The book unChristian uses several surveys, many by Barna Research, to identify preconceptions and misconceptions of "outsiders" and Christians, respectively. (I share the author's hesitancy in using the term "outsiders" because it is a loaded term, but is most illustrative of the purpose behind the study) A chapter titled, Get Saved!, brings the attitudes towards conversion to light. A telling number, emblematic of the disconnect between Christianity and our culture, is that "only one-third of young outsiders believe that Christians genuinely care about them." While, "64 percent of Christians... believe that outsiders would perceive their efforts as genuine."

Love-bombing visitors then dropping them like bad habits once they become full-fledged members of the church is all too common and only adds to this stereotype. The attitude of "I'm right and you're wrong, so therefore you're going to Hell" that is portrayed when we try and share our faith doesn't help this image any either. Add to that the infighting and competition for numbers within and between churches and you begin to see why outsiders would have a polar opposite opinion of our intentions.

While the word conversion may sound holier-than-thou, it shouldn't. Think of the word. Conversion means change. You need a power converter when traveling overseas so that you can use your hair-dryer (120 V) in foreign wall sockets (220 V). You need to convert electricity from alternating current (AC) to direct current (DC) to use most electronics. In both of these cases, the electricity is changed into something useful. It is still electricity, but is put in a form that we can use.

Religious conversion is really the same thing. It's not about "I'm right, you're wrong." It is about being changed into something useful to God. Jesus told Nicodemus, "I tell you the truth, no one can see the kingdom of God unless he is born again." (John 3:3) Being born again implies a new creation, i.e. change. Ironically, Barna defines a "born-again Christian" as one who has only "accepted Jesus Christ as their personal savior." The term "Evangelical" narrows down this definition by adding the conditions of "1) saying their faith is very important in their life today; 2)believing they have a personal responsibility to share their religious beliefs about Christ with non-Christians; 3) believing that Satan exists; 4) believing their eternal salvation is possible only through grace, not works; 5) believing that Jesus Christ lived a sinless life on earth; 6)asserting that the Bible is accurate in all that it teaches; 7) describing God as the all-powerful, perfect deity who created the universe and still rules it today." Neither of these definitions say anything about change, even though Jesus said, "unless..."

Paul instructs us to "be transformed" (Romans 12:2) and reminds us that "if anyone is in Christ, he is a new creation" (2 Corinthians 5:17). That is conversion. That's why I so appreciate the ministry of Paul Washer. His emphasis is that simply praying the Sinner's Prayer doesn't convert you. Without evidence of change brought about by the Holy Spirit, can you really argue that you've been converted? [Ed: and since this was first written, David Platt has taken up the same argument within the SBC] I always joke that praying Jesus into your heart works. It's just that once Jesus is there, he's hanging out asking "now what?"

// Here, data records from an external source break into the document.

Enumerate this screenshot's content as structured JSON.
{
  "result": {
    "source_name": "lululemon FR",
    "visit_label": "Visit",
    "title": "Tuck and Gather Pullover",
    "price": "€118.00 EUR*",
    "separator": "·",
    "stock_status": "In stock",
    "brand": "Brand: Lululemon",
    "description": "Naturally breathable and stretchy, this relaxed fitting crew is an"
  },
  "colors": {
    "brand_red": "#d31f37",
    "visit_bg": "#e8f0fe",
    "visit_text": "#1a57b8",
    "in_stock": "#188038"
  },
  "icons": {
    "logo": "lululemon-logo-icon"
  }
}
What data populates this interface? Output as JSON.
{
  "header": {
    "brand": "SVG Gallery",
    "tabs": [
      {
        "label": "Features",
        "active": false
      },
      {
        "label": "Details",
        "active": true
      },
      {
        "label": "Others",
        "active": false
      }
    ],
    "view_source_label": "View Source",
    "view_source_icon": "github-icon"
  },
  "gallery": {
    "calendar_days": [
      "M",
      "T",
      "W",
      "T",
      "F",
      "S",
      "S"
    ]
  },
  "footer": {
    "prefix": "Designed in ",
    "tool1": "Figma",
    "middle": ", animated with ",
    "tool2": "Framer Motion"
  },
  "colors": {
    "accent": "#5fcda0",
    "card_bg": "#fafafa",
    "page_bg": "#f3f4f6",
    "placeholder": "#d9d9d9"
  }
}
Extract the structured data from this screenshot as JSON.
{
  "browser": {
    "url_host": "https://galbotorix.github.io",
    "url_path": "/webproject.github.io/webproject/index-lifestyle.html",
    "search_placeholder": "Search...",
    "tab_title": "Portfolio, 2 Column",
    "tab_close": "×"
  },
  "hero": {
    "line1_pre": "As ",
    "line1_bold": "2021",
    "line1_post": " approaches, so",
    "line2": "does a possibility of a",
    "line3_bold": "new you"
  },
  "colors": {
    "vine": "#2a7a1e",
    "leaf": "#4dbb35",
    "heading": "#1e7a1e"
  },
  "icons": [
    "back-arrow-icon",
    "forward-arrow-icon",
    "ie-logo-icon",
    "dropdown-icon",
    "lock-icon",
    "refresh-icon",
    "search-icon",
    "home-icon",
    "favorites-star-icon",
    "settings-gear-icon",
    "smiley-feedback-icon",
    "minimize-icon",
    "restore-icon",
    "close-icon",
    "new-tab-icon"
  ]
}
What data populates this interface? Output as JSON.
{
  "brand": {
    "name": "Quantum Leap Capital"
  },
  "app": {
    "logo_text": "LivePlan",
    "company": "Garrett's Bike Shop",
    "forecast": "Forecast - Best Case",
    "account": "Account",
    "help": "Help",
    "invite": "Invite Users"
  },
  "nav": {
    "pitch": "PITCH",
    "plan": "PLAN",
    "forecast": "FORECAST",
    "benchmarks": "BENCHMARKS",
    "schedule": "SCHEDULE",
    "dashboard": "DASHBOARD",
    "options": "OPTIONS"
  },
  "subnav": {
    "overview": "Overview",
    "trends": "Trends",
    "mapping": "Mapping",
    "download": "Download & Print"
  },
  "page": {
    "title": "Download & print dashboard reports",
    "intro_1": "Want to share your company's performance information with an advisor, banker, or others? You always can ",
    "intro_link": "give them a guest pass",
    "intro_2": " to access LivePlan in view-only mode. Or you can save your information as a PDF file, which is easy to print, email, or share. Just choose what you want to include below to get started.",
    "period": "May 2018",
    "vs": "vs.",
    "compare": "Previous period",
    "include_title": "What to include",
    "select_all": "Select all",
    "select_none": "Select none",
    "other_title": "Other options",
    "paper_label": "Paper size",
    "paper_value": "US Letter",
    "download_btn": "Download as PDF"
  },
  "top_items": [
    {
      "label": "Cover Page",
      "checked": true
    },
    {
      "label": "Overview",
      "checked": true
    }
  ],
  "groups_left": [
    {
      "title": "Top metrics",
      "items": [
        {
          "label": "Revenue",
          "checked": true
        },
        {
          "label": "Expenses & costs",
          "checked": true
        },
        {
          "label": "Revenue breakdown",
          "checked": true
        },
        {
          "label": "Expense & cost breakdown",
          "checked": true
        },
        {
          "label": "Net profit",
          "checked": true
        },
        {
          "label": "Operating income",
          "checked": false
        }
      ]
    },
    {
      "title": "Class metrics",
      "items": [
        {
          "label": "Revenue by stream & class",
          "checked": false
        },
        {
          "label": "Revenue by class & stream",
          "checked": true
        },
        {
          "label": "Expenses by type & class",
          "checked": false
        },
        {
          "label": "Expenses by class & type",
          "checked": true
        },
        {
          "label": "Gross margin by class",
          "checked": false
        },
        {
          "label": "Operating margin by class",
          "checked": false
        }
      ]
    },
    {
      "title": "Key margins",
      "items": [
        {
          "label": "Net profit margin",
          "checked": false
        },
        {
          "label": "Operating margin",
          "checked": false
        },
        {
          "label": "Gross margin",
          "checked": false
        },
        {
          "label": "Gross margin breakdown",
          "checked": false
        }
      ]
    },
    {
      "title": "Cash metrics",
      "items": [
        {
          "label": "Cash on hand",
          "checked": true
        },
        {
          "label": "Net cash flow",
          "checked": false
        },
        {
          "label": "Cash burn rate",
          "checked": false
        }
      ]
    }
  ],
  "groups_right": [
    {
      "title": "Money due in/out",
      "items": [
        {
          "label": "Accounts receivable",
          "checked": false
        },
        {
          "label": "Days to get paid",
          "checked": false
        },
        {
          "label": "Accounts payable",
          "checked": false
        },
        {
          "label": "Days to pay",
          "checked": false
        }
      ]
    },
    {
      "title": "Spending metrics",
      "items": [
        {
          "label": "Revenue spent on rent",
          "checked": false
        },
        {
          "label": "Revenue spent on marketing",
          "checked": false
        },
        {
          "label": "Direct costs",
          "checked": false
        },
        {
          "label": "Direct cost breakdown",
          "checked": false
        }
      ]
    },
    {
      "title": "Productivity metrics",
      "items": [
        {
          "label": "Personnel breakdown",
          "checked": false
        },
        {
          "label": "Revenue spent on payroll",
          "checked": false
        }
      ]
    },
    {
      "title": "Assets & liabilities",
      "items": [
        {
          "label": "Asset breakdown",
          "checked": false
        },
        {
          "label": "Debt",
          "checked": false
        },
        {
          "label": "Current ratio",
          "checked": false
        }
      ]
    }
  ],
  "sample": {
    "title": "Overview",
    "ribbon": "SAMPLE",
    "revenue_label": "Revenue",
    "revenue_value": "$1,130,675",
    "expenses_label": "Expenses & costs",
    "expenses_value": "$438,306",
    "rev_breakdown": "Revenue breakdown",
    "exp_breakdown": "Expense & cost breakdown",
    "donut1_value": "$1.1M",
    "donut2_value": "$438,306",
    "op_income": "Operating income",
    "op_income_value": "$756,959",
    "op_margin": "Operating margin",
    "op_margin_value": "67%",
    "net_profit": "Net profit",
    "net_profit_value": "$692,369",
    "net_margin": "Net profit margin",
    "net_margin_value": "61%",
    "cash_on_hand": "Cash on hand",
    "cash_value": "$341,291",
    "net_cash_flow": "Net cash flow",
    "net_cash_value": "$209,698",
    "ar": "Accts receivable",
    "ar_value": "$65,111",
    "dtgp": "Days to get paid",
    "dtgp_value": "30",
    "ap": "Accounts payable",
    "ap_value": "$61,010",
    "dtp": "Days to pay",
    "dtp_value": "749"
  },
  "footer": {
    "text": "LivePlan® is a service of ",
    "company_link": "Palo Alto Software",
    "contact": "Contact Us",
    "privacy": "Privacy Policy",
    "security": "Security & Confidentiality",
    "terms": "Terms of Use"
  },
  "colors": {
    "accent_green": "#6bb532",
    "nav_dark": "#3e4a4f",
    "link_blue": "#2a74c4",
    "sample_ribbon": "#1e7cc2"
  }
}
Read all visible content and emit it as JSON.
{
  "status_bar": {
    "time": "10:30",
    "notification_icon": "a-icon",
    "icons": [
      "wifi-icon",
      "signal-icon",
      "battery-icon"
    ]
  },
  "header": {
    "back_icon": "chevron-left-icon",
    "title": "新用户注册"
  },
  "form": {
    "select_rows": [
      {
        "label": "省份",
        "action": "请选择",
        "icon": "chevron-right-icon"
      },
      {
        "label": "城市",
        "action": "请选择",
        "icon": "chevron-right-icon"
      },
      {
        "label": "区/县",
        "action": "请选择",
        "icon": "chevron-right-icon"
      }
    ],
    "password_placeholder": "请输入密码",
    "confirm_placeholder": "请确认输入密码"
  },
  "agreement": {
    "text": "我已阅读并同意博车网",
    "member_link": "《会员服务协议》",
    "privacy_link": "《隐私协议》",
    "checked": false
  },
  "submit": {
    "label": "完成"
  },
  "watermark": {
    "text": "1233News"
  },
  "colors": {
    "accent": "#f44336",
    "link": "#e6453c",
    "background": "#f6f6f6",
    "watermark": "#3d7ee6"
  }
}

So when I share my faith, of course I want to convert them. But that doesn't mean I want them to conform to my way of thinking, or my personal theology/doctrine/denominationalism. It means I want to see the Holy Spirit come into their lives and change them. Maybe that is still judgemental, thinking that they even need change. But I see addiction, abuse, selfishness, and pride on a daily basis. Our media drowns us with greed and lust. I see no evidence in the world-at-large to make me believe that others don't need change. I can't do it. I can only offer it. I'm nothing special. But Jesus Christ is.